La constante intromisión y asentamiento en nuestras vidas de aparatos electrónicos y nuevas formas de relación social, así como esa pauta con la que quedamos esclavizados a comodidades que nos alejan de la propia naturaleza, no solo la naturaleza exterior, y si cabe, en mayor medida, la naturaleza interior, es un hecho alarmante que no aparece en portadas de noticieros, y tampoco, en elaboradas encuestas o estadísticas, las cuales, ha quedado claro que solo muestran y demuestran el caos y la manipulación económica, así como los deshechos y la aberración a toda posibilidad democrática.

Y sin embargo, esa naturaleza exterior e interior a la que deberíamos acudir con mayor constancia, y en ello, elaborar y alcanzar certezas e instantes enriquecidos por nuestra propia experiencia y nuestra propia reflexión, parece quedar negado por tanto ruido y tanto aturdimiento. Y esto no es algo de ahora, es algo de hace bastante tiempo, el progreso material no siempre conlleva un progreso en el individuo que lo utiliza, y es así que, ya dijo Thoreau que “la civilización que ha estado mejorando nuestras casas no ha mejorado igualmente a quienes las habitan”.

Cuando el autor de “Walden” decidió pasar dos años dos meses y dos días junto al lago del mismo nombre que la obra escrita, no lo hizo con la intención insultante y demagógica de postularse como un antisistema, ni de crear una apología y un ensayo de rechazo total a la sociedad, al contrario, intento encontrar, demostrarse y demostrar formas de vivir sin que las leyes y el progreso material de los hombres anulara a las leyes de la naturaleza, y tampoco, anulara al individuo. La idea era arraigar y promover el progreso en el individuo a través de la sencillez, de una vida humilde, cercana a la naturaleza que ha regido siempre y, en la misma medida, a la naturaleza interior del individuo.
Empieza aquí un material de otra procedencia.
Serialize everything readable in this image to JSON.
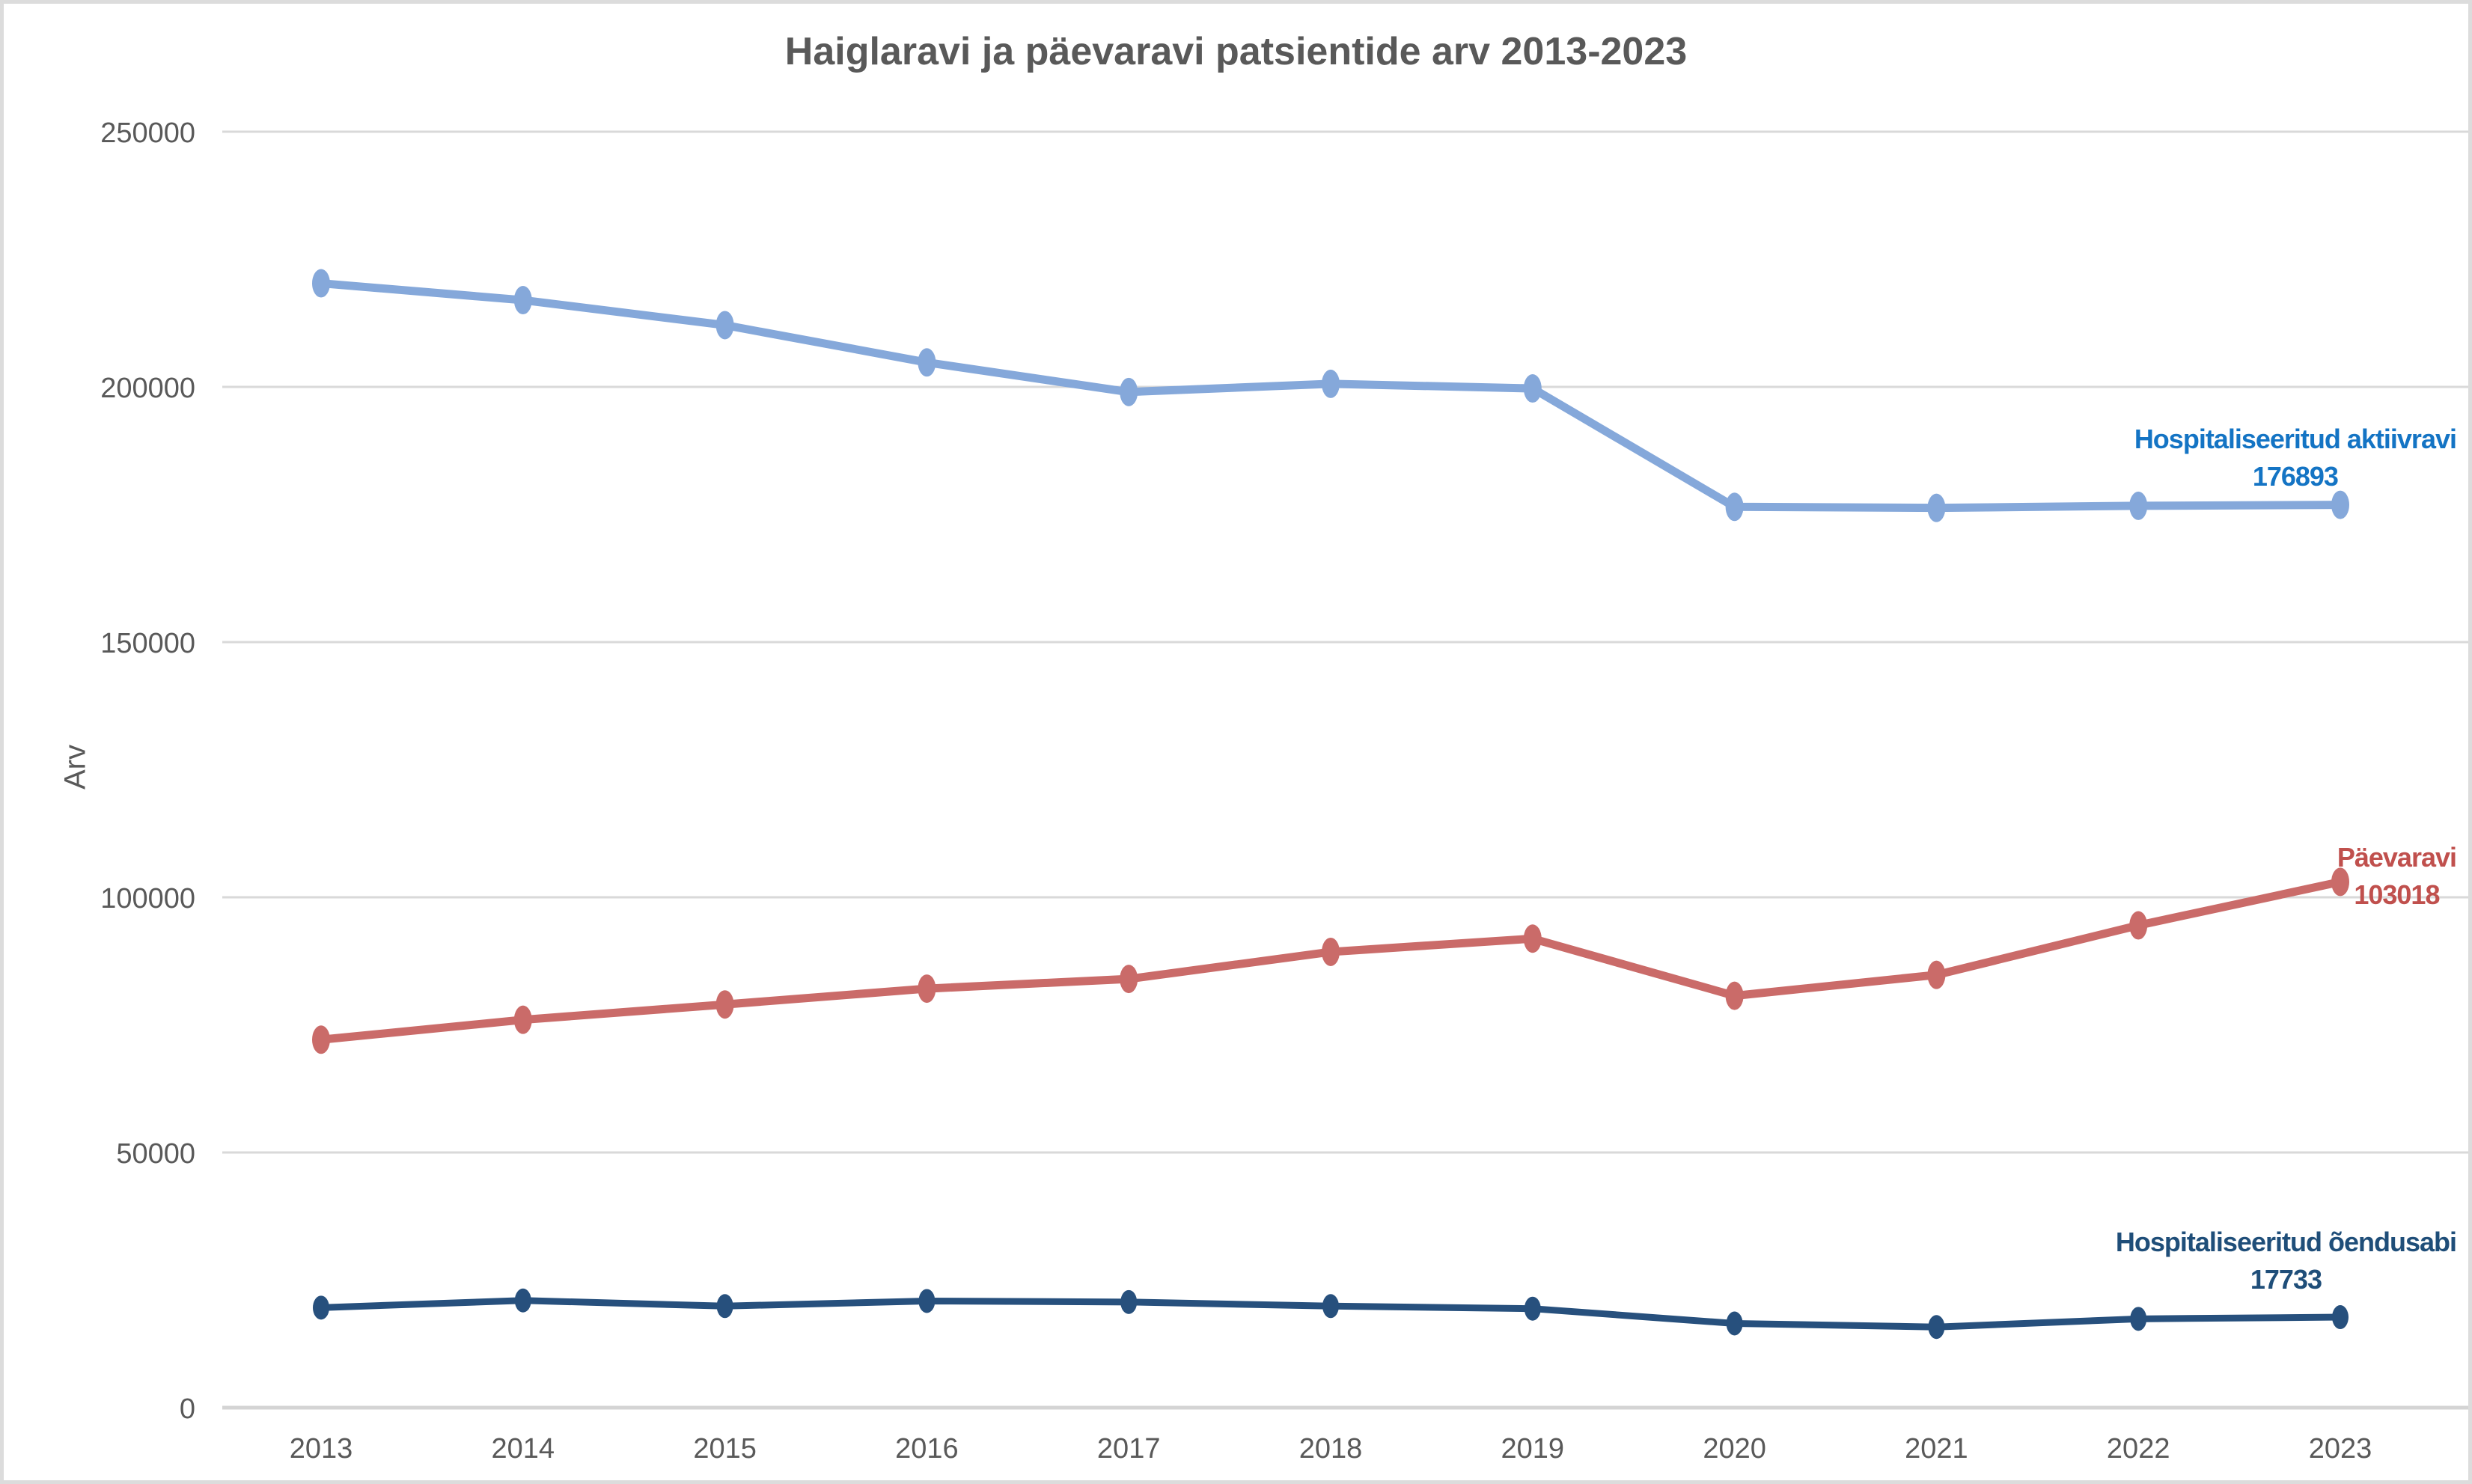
{
  "frame": {
    "background_color": "#FFFFFF",
    "border_color": "#DCDCDC"
  },
  "chart_data": {
    "type": "line",
    "title": "Haiglaravi ja päevaravi patsientide arv 2013-2023",
    "xlabel": "",
    "ylabel": "Arv",
    "x": [
      "2013",
      "2014",
      "2015",
      "2016",
      "2017",
      "2018",
      "2019",
      "2020",
      "2021",
      "2022",
      "2023"
    ],
    "ylim": [
      0,
      250000
    ],
    "yticks": [
      0,
      50000,
      100000,
      150000,
      200000,
      250000
    ],
    "grid": true,
    "legend_position": "line-end-labels",
    "text_color": "#595959",
    "grid_color": "#D9D9D9",
    "axis_line_color": "#D4D4D4",
    "series": [
      {
        "id": "aktiivravi",
        "name": "Hospitaliseeritud aktiivravi",
        "end_value_label": "176893",
        "color": "#85A8DA",
        "label_color": "#1474C4",
        "values": [
          220300,
          217000,
          212100,
          204800,
          199000,
          200600,
          199700,
          176500,
          176300,
          176700,
          176893
        ]
      },
      {
        "id": "paevaravi",
        "name": "Päevaravi",
        "end_value_label": "103018",
        "color": "#CA6B69",
        "label_color": "#C0504D",
        "values": [
          72100,
          76000,
          79000,
          82100,
          84000,
          89300,
          91900,
          80700,
          84800,
          94500,
          103018
        ]
      },
      {
        "id": "oendusabi",
        "name": "Hospitaliseeritud õendusabi",
        "end_value_label": "17733",
        "color": "#27507D",
        "label_color": "#1F4E79",
        "values": [
          19600,
          21000,
          19900,
          20900,
          20700,
          19900,
          19400,
          16500,
          15800,
          17400,
          17733
        ]
      }
    ]
  }
}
En esta actualidad social en la que residimos, tomar el posicionamiento de Thoreau y embarcarse en dicha aventura, prestaría a toda crítica los suficientes argumentos para tacharlo de locura y desafío antisistema, un quijote en pleno siglo XXI, y sin embargo, quizás sea la única manera en que nos salvemos de nosotros mismos, quizás sea la única pauta que no anule al ser humano en beneficio y prioridad del progreso tecnológico y material. El ejercicio y la práctica de la introspección, esa naturaleza interior y, a su vez, asomarse a la naturaleza exterior, puede nos salve, no nos acabe aturdiendo entre tanto ruido y tanta comodidad, no nos anule del todo, no seamos simples consumidores y títeres de este acelerado progreso tecnológico y social.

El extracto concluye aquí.